Estou sentada numa mesa perto da janela grande neste café concerto que um dia serviu como apoio às minhas dificuldades, "O Cantinho" deixou de existir um ano após eu ter fugido, o Sr. Gonçalves acabou por sofrer um enfarte e falecer. Agora é um café e eu não podia deixar de cá vir. As fotografias penduradas na parede do Colin mostram que ele é bastante idolatrado por aqui e deixa-me receosa de acabar a discutir com ele e estar em minoria. Assim que ele entra a porta um grupo de fãs junta-se a pedir autógrafos e fotografias. Admito que nunca imaginei que a fama dele fosse deste nível. Demora até se poder sentar comigo à mesa mas quando o faz os olhos não descolam dos meus e parece que tenho dezassete anos novamente.

- Não estava à espera de receber uma mensagem tua.

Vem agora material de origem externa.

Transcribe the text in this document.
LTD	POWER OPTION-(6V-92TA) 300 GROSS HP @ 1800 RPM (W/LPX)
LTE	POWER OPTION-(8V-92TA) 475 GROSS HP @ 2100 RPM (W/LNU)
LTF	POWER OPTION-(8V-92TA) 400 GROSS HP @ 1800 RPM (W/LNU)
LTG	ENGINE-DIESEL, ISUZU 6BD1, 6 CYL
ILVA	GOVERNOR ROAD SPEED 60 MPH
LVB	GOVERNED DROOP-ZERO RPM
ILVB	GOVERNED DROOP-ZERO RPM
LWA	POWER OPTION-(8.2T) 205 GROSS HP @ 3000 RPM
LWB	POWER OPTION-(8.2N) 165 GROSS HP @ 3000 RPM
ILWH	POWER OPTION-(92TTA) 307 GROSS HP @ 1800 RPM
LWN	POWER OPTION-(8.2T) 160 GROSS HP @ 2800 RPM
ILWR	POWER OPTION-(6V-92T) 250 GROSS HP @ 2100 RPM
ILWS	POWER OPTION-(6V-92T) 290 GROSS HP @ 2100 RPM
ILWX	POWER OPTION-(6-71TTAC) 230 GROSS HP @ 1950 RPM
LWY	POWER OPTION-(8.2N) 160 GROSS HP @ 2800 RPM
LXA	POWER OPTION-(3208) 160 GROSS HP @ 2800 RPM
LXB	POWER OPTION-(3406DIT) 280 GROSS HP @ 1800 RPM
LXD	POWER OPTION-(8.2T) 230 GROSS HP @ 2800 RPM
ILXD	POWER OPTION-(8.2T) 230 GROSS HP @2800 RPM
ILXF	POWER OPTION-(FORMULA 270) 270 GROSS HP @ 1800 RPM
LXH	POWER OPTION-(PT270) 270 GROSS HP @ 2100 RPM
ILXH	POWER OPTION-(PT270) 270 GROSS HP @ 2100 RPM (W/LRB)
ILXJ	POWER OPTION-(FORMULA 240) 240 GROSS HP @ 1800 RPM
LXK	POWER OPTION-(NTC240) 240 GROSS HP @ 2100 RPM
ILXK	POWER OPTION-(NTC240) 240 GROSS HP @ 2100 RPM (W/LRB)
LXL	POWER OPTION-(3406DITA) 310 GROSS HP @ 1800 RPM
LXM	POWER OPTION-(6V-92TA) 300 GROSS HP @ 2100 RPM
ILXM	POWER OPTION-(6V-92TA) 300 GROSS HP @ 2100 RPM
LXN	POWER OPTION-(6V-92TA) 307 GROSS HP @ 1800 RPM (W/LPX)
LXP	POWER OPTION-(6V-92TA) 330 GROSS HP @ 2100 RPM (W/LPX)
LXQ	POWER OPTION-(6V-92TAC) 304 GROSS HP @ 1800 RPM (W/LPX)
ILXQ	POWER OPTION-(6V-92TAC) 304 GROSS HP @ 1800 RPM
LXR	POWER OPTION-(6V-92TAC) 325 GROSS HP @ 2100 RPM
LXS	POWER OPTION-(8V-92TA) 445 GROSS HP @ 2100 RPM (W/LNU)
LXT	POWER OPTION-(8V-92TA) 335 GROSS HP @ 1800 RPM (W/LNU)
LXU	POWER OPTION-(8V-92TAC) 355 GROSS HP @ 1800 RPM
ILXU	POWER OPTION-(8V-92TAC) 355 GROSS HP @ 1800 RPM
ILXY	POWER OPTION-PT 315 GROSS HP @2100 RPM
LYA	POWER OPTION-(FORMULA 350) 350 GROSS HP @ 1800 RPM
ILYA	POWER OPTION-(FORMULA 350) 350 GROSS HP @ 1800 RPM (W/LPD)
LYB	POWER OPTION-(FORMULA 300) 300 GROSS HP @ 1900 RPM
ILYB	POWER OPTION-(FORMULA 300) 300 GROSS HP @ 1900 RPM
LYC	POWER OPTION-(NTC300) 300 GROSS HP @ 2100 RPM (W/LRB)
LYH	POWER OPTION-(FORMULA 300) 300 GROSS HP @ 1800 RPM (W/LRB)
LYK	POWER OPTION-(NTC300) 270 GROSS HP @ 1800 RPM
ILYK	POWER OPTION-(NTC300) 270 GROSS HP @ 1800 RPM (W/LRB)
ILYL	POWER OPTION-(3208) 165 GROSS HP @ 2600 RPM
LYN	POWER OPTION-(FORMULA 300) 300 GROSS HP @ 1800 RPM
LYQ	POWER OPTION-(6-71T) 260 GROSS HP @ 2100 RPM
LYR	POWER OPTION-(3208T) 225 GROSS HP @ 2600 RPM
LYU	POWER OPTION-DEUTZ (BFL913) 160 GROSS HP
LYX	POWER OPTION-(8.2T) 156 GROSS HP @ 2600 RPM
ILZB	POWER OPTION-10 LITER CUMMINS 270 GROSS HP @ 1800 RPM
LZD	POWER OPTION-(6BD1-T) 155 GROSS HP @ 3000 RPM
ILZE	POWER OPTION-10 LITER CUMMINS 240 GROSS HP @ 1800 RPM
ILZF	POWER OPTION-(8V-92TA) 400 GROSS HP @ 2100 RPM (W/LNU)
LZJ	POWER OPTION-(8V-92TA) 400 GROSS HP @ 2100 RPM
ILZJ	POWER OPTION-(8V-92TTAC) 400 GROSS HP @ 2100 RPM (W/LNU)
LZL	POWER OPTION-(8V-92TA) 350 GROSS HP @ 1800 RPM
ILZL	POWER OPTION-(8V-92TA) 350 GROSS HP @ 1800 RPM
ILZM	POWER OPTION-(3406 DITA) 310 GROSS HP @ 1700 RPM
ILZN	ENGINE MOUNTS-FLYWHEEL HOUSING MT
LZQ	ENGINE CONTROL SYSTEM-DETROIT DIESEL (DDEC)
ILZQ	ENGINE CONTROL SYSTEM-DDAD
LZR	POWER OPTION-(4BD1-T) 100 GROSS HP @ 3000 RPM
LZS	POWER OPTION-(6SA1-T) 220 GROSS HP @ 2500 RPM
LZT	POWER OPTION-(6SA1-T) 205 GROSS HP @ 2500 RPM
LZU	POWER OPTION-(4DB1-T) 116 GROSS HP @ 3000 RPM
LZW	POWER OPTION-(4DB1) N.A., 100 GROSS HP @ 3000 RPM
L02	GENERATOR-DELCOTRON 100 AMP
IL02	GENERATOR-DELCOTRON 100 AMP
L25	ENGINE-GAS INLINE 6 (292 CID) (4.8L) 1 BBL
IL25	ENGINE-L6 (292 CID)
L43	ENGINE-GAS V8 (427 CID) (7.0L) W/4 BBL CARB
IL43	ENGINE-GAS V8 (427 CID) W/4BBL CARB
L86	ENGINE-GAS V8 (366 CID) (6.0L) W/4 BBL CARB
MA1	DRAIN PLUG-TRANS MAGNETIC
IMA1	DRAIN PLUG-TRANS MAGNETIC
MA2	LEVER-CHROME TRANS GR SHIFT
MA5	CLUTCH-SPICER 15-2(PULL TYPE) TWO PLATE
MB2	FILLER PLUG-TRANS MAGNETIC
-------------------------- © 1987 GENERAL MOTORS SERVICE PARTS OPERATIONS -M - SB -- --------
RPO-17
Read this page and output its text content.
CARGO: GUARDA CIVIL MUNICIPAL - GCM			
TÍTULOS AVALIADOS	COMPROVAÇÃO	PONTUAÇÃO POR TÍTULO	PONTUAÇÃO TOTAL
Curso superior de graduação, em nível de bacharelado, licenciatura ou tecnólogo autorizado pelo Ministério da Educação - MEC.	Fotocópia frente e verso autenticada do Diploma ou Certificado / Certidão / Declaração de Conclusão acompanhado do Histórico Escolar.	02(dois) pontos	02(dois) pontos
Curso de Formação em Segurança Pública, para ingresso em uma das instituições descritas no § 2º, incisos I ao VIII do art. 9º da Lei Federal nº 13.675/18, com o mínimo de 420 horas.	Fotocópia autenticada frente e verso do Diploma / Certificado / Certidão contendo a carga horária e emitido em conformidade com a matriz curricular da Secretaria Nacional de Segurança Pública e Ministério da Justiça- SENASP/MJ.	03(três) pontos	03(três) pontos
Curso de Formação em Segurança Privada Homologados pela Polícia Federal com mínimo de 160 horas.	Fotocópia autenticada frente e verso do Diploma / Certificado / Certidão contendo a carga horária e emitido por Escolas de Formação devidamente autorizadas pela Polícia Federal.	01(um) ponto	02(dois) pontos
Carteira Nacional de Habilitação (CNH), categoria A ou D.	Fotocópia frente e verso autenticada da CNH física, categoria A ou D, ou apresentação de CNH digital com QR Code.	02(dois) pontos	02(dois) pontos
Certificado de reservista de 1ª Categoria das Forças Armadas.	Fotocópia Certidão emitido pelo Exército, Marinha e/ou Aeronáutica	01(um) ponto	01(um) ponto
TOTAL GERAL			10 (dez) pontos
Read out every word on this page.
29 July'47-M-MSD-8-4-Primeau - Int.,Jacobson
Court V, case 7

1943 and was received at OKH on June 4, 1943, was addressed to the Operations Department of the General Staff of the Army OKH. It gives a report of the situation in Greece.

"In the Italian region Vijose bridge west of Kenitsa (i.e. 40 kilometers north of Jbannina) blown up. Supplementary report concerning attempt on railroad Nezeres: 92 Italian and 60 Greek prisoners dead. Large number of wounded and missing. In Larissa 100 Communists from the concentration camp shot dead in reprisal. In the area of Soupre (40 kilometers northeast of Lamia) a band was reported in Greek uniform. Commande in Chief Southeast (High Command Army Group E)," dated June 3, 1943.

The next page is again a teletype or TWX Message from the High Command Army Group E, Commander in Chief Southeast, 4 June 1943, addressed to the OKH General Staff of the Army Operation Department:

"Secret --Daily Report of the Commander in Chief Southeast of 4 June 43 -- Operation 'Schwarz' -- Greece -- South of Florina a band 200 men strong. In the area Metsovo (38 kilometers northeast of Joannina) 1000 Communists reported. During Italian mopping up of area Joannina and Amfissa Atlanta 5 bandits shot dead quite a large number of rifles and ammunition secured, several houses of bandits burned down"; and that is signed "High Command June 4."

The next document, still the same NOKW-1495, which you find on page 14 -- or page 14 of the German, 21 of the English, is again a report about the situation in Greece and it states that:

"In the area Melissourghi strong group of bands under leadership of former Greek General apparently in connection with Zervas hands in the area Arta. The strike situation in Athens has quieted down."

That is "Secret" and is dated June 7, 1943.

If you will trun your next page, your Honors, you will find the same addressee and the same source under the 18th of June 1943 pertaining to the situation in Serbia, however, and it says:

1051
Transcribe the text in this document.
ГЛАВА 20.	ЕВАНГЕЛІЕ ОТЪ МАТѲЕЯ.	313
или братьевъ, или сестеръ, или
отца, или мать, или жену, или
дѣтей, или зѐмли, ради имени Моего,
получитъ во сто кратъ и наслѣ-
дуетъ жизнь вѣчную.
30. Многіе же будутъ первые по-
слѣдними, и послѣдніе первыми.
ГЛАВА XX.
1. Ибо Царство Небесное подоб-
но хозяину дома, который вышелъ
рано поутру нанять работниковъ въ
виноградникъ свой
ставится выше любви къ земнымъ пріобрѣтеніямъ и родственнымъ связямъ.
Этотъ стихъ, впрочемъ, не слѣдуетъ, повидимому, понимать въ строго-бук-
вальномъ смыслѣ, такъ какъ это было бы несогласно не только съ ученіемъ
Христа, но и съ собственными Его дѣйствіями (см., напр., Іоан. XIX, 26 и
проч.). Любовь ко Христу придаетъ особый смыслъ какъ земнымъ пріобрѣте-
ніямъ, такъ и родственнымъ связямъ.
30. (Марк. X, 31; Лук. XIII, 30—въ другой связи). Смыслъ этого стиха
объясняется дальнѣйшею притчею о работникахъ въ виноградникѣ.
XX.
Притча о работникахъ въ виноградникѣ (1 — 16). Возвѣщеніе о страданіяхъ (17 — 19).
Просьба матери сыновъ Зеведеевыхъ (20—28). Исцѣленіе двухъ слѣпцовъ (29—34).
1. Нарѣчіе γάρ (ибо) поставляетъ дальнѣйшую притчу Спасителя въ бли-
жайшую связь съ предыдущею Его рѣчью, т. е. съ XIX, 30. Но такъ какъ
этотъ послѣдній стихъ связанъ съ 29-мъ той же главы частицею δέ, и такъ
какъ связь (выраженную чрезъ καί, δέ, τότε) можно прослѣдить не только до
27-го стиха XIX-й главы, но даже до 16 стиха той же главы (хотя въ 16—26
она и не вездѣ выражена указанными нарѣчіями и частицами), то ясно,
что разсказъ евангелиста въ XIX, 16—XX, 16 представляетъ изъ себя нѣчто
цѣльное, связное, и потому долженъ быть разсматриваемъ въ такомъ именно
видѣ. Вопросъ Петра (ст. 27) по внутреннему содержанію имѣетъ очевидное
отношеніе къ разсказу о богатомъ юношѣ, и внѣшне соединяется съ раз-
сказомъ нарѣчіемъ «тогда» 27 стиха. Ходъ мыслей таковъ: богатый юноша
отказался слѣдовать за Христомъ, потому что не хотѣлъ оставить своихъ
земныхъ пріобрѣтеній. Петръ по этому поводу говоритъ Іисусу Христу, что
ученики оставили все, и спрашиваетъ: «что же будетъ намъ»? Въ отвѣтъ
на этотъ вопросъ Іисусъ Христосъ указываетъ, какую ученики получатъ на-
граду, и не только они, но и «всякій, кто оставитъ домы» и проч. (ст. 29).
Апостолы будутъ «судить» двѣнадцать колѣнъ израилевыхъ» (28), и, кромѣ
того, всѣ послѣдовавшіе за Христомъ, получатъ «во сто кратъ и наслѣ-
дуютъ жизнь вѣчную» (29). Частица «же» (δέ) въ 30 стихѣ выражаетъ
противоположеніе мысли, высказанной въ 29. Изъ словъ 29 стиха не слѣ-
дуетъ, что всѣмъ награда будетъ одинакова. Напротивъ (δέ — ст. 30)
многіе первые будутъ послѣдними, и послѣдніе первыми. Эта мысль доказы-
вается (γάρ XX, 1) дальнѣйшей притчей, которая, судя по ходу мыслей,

- Precisamos falar Colin. Eu não me comportei da melhor maneira contigo na casa da Gina e se não queremos que eles discutam por nossa causa temos de deixar o passado pra trás das costas. Pelo menos ate ao casamento.

- E depois do casamento?

- Depois do casamento eu já cá não vou estar Colin.

- Vais fugir outra vez?

- Desta vez não é fugir. É voltar pra minha vida.

- E que vida tens tu lá?

- Acho que não devíamos de fazer isto.

- Fazer o quê? Conversar?

- Sim Colin conversar, podemos tentar não discutir mas não vamos fingir que somos amigos.

- Podemos ser.

- Nunca fomos.

- Podemos tentar ser Francesca. Pelo meu irmão e a Gina.

- Isso é muito baixo, até mesmo pra ti.

- Mas resultou?

- Talvez.

Ele vai para responder quando mais um grupo de mini-fãs se aproximam dele a pedir autógrafos e fotografias. Não consigo deixar de sorrir ao ver a sua expressão atenciosa a falar com as crianças.

- Já tinha saudades desse teu sorriso.

A minha expressão desaparece imediatamente do eu rosto dando lugar a uma cara séria mas o olhar que ele me faz não deixa que esta atitude continue e desato a rir junto com ele.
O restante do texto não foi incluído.